To alleviate these problems, we developed a user-friendly, portable and extendable SV calling workflow, sv-callers [7] , that includes four state-of-the-art tools to detect SV s in cancer genomes using on-premises HPC systems (Fig. 1). In particular, the workflow supports automated deployment of the required software, easy configuration and addition of new analysis tools. Moreover, the workflow's parallel execution environment enables to scale from a single computer to high-performance compute clusters with minimal effort. For this, we used the actively maintained Snakemake workflow system [8],Conda package manager and the newly developed Xenon software suite that provides unified access to different compute and storage resources [9][10]. The workflow supports SV analysis in either germline or somatic mode, and requires a list of (paired) WGS samples including a reference genome as input. Users may change the workflow parameters and/or software versions using the YAML configuration files. We performed SV analyses on single and paired (tumor/normal) WGS samples, and report on the results obtained using different academic HPC systems. Graphic: Sv-callers workflow includes four tools to detect SV s in (paired) WGS samples given a reference genome (a).
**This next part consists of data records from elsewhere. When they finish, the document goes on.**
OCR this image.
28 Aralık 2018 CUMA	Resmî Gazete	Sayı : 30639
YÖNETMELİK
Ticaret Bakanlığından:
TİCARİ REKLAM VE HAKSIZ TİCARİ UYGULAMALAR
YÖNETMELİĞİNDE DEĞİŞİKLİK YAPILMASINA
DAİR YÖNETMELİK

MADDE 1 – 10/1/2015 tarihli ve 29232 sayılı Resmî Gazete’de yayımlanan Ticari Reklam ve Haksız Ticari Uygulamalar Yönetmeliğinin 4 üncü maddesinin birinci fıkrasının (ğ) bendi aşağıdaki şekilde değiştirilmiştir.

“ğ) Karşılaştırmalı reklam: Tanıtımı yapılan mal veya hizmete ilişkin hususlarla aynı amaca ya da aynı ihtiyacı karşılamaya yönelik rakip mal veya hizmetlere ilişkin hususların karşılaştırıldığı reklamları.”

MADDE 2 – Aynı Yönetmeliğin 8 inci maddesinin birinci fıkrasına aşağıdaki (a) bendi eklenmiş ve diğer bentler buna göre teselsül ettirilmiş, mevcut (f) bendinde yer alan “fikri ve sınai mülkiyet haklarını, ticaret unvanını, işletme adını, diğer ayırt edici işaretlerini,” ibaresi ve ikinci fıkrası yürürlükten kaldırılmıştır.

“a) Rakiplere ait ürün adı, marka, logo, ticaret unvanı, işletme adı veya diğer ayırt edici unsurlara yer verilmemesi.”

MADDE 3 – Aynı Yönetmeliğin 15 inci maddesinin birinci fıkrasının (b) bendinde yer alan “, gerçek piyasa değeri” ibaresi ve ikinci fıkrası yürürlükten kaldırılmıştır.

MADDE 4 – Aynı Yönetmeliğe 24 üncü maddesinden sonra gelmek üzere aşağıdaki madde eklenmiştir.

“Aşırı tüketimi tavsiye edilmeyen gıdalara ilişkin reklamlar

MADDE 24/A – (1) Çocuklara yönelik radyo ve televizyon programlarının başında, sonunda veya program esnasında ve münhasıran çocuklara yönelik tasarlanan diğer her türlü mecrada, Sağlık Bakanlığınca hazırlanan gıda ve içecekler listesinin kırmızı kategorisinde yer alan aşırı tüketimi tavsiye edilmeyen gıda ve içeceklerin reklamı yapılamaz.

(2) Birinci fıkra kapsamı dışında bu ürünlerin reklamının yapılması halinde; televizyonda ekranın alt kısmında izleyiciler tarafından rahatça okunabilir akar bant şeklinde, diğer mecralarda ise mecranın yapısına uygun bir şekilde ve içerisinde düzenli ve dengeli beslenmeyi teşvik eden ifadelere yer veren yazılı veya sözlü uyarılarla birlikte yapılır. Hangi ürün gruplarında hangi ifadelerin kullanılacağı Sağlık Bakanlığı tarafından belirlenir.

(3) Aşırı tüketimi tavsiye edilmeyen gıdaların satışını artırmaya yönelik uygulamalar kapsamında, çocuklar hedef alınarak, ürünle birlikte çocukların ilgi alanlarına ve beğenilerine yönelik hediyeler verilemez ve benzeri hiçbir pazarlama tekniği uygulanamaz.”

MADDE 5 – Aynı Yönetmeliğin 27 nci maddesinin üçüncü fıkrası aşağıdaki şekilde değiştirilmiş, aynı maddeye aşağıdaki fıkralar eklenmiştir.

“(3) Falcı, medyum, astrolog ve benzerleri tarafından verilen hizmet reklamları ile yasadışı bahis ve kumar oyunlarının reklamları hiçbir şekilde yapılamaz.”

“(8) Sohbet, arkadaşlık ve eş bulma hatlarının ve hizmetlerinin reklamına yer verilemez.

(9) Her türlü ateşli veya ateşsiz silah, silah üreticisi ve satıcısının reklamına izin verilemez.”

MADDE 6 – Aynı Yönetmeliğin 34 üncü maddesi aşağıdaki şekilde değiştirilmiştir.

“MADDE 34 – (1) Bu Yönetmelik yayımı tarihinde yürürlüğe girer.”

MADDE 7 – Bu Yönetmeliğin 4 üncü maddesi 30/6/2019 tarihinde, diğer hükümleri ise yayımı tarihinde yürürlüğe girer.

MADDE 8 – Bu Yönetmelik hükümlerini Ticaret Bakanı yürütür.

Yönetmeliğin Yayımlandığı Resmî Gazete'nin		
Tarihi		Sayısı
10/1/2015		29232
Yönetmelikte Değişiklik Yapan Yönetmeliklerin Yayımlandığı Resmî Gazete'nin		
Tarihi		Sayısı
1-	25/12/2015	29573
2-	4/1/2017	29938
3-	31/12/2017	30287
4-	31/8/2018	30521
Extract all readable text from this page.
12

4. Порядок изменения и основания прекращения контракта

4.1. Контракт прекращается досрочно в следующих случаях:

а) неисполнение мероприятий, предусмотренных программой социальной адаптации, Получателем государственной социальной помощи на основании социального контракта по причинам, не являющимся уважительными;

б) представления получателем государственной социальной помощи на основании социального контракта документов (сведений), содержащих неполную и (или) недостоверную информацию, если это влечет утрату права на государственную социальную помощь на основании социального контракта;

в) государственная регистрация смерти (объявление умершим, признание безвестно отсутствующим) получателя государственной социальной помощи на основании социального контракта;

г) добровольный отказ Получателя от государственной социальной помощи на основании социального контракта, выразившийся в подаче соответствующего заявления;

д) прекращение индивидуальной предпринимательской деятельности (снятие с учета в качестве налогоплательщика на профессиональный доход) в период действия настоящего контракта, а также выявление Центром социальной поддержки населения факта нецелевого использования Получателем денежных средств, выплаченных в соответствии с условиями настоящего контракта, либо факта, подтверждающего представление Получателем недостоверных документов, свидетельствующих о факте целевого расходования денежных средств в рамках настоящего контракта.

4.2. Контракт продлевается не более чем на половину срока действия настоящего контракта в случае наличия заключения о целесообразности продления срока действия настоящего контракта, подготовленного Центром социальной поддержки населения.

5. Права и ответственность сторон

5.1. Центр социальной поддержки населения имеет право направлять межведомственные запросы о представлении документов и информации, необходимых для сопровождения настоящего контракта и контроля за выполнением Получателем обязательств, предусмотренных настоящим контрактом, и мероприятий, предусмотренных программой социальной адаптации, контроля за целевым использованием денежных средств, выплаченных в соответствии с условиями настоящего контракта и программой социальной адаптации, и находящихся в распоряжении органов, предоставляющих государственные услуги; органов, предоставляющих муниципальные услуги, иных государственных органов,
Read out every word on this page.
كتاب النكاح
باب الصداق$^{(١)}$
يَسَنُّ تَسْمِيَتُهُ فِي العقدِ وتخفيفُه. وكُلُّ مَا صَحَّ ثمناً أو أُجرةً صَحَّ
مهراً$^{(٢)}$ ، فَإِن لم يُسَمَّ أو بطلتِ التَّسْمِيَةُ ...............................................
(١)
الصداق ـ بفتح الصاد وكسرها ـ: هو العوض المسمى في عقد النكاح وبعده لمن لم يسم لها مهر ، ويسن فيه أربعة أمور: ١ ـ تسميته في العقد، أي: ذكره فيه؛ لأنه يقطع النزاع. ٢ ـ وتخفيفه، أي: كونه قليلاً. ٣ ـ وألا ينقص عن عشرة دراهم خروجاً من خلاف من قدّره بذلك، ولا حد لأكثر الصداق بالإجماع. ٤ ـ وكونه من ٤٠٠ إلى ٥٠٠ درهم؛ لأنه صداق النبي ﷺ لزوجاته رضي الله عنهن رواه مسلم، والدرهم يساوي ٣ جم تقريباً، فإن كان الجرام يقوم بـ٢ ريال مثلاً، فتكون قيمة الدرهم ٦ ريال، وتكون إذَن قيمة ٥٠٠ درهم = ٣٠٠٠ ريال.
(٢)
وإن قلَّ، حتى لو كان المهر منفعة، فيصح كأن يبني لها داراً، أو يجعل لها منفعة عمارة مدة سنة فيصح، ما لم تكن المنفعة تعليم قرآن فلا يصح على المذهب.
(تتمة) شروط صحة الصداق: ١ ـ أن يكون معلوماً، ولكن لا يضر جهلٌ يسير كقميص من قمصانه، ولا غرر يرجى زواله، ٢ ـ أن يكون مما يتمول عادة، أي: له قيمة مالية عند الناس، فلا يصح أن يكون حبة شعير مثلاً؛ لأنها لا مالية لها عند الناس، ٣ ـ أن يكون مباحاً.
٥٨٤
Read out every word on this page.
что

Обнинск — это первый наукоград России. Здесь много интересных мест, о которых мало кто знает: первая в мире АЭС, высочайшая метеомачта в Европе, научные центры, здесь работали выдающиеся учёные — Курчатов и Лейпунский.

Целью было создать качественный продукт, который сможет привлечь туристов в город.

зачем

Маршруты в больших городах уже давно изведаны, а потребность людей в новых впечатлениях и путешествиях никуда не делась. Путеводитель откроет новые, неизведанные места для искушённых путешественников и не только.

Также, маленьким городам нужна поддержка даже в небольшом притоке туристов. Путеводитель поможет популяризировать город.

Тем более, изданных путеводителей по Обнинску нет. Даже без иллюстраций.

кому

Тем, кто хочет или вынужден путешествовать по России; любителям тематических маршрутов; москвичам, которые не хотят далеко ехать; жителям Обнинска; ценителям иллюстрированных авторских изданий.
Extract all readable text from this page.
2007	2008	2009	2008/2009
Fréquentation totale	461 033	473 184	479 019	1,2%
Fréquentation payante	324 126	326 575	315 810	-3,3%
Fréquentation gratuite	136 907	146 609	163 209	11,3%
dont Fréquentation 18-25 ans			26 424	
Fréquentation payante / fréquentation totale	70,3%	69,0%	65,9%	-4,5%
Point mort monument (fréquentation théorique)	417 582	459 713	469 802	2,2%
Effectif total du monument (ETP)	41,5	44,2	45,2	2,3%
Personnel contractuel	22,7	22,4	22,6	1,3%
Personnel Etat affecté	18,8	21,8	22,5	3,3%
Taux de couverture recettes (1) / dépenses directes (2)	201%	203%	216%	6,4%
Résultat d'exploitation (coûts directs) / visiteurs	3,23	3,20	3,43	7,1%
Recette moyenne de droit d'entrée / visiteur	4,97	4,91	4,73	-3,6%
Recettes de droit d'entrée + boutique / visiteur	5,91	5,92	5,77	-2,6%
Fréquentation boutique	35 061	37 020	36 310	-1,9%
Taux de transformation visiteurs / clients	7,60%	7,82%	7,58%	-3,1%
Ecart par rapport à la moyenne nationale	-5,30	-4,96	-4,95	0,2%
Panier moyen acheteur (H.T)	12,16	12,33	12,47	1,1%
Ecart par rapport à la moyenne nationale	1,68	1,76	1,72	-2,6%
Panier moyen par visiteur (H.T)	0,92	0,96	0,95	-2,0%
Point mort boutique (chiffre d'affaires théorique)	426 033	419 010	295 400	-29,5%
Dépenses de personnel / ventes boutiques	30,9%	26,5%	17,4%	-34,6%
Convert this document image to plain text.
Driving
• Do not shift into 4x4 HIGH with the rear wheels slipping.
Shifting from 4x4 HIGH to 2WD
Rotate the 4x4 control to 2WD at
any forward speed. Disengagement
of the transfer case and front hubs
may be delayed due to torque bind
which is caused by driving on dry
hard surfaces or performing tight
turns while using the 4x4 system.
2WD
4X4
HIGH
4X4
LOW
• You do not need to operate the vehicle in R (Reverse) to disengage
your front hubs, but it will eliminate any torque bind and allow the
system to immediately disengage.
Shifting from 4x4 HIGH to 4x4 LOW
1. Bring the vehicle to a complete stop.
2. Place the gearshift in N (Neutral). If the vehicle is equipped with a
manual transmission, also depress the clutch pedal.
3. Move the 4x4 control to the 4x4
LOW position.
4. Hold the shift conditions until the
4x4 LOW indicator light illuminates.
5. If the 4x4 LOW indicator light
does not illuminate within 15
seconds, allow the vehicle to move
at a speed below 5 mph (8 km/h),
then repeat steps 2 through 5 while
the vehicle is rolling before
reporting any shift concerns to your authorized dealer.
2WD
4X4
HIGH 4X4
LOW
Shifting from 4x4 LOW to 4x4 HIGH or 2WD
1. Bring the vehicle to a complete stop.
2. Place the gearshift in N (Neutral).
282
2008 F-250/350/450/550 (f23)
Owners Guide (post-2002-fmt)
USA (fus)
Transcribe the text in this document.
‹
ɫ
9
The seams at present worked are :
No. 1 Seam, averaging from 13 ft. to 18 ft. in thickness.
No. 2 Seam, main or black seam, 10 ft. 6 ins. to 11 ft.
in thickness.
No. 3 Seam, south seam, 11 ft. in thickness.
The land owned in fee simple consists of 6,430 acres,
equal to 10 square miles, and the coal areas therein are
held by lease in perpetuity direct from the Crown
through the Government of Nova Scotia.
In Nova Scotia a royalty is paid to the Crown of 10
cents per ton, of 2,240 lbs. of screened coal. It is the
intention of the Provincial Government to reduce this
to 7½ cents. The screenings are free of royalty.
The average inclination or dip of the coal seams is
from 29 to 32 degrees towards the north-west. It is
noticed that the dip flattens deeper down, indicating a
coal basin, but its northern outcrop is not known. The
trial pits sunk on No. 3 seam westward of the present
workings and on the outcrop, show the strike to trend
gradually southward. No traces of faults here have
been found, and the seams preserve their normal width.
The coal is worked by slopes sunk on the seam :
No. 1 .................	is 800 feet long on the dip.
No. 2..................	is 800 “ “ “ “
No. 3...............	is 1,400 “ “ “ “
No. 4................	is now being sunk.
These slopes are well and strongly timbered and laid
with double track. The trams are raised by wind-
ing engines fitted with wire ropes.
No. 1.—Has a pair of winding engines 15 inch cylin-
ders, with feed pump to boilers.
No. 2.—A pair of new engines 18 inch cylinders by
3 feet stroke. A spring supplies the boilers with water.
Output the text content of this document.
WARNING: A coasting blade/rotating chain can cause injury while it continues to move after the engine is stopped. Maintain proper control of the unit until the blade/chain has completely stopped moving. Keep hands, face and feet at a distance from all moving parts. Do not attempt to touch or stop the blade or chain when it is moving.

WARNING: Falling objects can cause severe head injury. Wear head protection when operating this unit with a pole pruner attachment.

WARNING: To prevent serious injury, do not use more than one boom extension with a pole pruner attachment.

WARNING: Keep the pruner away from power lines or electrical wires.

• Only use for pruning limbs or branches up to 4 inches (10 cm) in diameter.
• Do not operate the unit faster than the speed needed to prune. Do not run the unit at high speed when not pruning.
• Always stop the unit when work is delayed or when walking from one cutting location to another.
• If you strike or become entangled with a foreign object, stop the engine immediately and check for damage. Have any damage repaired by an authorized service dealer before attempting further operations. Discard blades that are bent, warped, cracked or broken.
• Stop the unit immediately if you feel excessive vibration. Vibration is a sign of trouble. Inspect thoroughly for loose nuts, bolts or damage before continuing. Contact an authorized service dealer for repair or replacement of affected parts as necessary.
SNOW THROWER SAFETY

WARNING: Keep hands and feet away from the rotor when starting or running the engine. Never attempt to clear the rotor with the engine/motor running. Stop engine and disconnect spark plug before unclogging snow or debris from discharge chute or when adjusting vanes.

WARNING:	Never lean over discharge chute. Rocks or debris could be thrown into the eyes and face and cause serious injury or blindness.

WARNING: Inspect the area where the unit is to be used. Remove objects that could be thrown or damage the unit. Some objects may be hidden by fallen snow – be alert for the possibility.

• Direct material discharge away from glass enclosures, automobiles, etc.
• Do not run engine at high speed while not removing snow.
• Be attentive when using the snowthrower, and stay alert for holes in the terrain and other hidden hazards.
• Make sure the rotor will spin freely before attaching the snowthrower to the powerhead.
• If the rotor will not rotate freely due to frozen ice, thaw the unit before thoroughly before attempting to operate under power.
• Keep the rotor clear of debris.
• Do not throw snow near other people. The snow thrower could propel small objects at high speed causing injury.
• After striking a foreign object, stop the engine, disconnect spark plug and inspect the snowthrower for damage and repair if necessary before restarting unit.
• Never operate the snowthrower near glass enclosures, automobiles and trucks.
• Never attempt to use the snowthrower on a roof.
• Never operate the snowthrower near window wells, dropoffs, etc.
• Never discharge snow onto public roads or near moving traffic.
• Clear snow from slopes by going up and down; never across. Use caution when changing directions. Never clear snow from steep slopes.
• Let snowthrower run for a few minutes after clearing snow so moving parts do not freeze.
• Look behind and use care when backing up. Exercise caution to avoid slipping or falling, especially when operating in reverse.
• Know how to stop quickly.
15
SV calling jobs are distributed over HPC nodes and executed in parallel using the xenon software suite (b): specific batch scheduler and/or file transfer commands are executed using the xenon-eli command-line tool whereas the xenon library translates each command to the one used by the target cluster.

Fig. 1:Fig. 1: Sv-callers workflow includes four tools to detect SV s in (paired) WGS samples given a reference genome (a). SV calling jobs are distributed over HPC nodes and executed in parallel using the xenon software suite (b): specific batch scheduler and/or file transfer commands are executed using the xenon-eli command-line tool whereas the xenon library translates each command to the one used by the target cluster.

III.   Conclusion

The sv-callers is an easy-to-use, portable and scalable workflow for comprehensive detection of SVs in WGS data, thereby aiding in future genome- first-based clinical decision-making for cancer patients.